[froeb]

It isn't the only way. I would argue that the "sum over paths" is more of a convenient language for categorizing QFTs than an actual statement of physical reality. Path integrals have the benefit that they can be easily connected to correlation functions by a Wick rotation, are naturally invariant under relativity, and work (kinda) well with gauge theories (well better than any other way we know).

However, in practice they are not used directly. Instead, the path integral is either treated perturbatively giving you Feynman diagrams, or by working out the Hamiltonian prescription (probably closest to what you are thinking of), or by using Monte Carlo approaches (there are probably other approaches I don't know of too). All of these approaches are easier to calculate with, but are a less natural language for abstractly describing a QFT.

[evanb]

"Monte Carlo approaches" like lattice QCD do use the path integral directly!

[froeb]

Alright fair enough, I'm not an expert on how those work. I was under the impression that there is quite a bit of work that has to be done to turn a path integral into something amenable to Monte Carlo though.

[evanb]

Well it depends on what you mean by "quite a bit of work"! Wick rotate, focus on a finite volume of spacetime, and discretize the spacetime. That's all. The first step changes a difficult-to-sample distribution exp( i S ) into an easy-to-sample exp( – S ). The other two steps keep you from needing infinite RAM.

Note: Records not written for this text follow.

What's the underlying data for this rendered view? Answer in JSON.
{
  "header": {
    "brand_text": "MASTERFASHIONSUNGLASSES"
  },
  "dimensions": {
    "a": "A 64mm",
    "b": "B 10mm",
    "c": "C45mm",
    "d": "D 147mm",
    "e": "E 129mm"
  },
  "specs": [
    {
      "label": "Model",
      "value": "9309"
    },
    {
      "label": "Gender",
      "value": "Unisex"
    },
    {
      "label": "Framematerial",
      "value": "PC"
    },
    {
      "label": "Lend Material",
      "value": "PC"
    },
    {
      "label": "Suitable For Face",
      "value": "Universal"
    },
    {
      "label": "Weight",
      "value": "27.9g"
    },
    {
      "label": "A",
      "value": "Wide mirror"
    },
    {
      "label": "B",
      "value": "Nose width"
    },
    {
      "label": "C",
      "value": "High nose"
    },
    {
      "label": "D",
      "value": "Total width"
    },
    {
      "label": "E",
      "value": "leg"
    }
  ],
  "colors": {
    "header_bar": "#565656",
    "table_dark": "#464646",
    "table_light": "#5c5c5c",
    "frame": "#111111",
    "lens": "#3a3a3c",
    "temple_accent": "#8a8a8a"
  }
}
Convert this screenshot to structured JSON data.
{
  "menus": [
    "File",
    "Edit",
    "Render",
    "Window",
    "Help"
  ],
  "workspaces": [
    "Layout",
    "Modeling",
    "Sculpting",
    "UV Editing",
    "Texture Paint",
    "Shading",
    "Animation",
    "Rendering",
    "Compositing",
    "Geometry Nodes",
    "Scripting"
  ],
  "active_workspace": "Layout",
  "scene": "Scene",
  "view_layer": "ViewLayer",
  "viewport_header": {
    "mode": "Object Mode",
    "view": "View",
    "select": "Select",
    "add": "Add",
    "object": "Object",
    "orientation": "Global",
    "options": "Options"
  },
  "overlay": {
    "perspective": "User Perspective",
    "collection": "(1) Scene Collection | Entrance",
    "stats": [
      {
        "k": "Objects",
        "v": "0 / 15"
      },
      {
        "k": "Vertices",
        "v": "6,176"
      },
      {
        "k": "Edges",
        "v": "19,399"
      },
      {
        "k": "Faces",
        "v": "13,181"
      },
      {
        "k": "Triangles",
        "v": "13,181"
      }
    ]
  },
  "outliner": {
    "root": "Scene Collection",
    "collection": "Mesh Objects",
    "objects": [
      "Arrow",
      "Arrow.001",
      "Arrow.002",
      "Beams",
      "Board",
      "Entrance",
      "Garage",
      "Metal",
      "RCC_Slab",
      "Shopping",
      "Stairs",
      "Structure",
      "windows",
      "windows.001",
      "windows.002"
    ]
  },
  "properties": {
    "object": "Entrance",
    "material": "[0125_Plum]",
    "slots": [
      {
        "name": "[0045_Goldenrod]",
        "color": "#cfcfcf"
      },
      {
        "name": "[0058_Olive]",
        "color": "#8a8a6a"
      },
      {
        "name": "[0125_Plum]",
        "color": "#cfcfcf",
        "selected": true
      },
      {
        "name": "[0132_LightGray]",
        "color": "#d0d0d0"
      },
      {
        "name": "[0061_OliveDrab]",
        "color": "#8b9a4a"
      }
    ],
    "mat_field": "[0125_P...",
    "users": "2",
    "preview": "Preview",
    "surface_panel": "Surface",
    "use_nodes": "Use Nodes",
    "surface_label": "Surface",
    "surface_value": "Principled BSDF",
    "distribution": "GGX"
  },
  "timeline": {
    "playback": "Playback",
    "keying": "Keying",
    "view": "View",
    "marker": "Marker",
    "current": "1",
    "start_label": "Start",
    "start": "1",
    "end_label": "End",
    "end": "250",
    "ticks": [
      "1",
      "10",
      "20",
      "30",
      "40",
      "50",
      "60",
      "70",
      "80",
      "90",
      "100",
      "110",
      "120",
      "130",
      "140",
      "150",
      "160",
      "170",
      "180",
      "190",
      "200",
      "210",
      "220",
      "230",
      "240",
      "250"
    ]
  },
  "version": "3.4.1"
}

The discretization and finite-volume approximations may be removed by doing calculations with different spacings and volumes and extrapolating. The Wick rotation is more subtle, and typically means only some observables are accessible. To study the path integral with real time causes a very difficult sign problem [essentially: you need an exponentially large number of samples in order to get cancellations under control], which is why real-time quantum dynamics is an exciting potential application of quantum computers.